I came out confused; it didn't fit into any rationale. I was far from being fine; may be I was exhausted, may be I was overwhelmed. I just wanted to believe that I imagined.  I never tried to recall that incident though it kept haunting me for the next couple of months. At the end, it crystallized to 2 queries:

                                     1. Why did He smile?

                                     2. Why could I not smile back?

While the first question remains unanswered yet, I throw the second one at you all, my fellow travelers in this journey towards Destiny.

Its immaterial which deity or religion you follow, its also inconsequential whether you are an agnostic or an atheist. Read the He here as your inner conscience, think along with me, what would you do if you were me? Do you have the guts to face yourself ? If you say 'no' the way I do, then I can tell you with conviction that its all very simple. All that we need is to declutter the junk, clear the cobwebs and exterminate the guilt. Its all about leading a meaningful life, to live & let live, to be happy & make others happy, to tolerate, withstand and love. Its time to hatch out of egg to caterpillar, shed the skin to turn into a Pupa and emerge as colourful as a butterfly, fluttering its wings, free, gentle and gorgeous.

Its all about facing the God within you with confidence; the next time He smiles at me , I can smile back.

When I can, you can too.




                                      

08 February 2010

From my diary


Few pages from my personal diary which you are permitted to peep. You will be able to connect with the matter if you have anytime taken anyone for granted. Read on..

Every one has a mother, so do I. I am a mother too, of two talented, loving and very deserving children. What differs is that they have made me feel special always which I have never done to my mother. Should I wait for mother's day to think of her? Guess no. All that I need to do is glance at myself at the mirror and there she is...every feature, mannerism resembling her, I am what she was decades ago. I have always been my father's daughter and mother's competitor, failing miserably each time I attempted to stand the pace with her. I still cannot figure out what prevented me from acknowledging her, ego or complex?

All this dawned when she is now struck by Parkinson's disease, confined to wheelchair, her beauty and magnetic charm shrunk and singing skills diminished to mere mumbling. Isn't it time to swap roles and be her mother? Reciprocate all the care I have only received and never given ? Express the fact that I am in no way comparable to her?  I determined to confess. During my recent visit, I gathered all guts and decided to unburden my guilt.
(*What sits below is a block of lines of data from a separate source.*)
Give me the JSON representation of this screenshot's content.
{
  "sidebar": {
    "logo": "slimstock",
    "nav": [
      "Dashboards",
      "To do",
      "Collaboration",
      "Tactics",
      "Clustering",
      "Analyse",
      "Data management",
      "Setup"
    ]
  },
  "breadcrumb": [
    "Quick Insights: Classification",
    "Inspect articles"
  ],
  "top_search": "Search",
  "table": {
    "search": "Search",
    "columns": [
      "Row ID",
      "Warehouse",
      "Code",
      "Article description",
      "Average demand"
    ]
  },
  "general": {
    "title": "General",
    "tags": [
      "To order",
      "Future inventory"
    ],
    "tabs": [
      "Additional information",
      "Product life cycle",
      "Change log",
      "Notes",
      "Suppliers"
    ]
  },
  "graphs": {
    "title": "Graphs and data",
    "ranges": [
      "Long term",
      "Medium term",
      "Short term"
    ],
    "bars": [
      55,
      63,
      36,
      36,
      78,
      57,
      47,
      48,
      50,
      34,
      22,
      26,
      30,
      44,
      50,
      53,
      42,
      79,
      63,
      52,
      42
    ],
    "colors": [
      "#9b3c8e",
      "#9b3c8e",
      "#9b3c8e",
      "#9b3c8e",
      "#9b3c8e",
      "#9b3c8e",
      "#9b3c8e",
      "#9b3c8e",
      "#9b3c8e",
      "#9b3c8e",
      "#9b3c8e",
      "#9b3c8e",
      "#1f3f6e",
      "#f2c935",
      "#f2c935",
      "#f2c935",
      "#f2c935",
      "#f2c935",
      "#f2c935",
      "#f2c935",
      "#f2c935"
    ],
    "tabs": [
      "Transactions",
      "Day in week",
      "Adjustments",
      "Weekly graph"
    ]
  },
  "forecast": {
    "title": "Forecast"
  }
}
As I sat holding her stiff fingers, incoherently struggling for phrases, emotions choking my throat, I once again failed miserably...not a single word came out of me. May be next time, may be never....Tears rolled down my cheeks as I stood to depart and with hers eyes gleaming, she smiled. She won again. I am convinced, if a mother doesn't understand, no one can. 


Note : In case you share similar feelings like mine, make a quick list of those whom you have taken for granted and settle it. May be late,yet its not too late.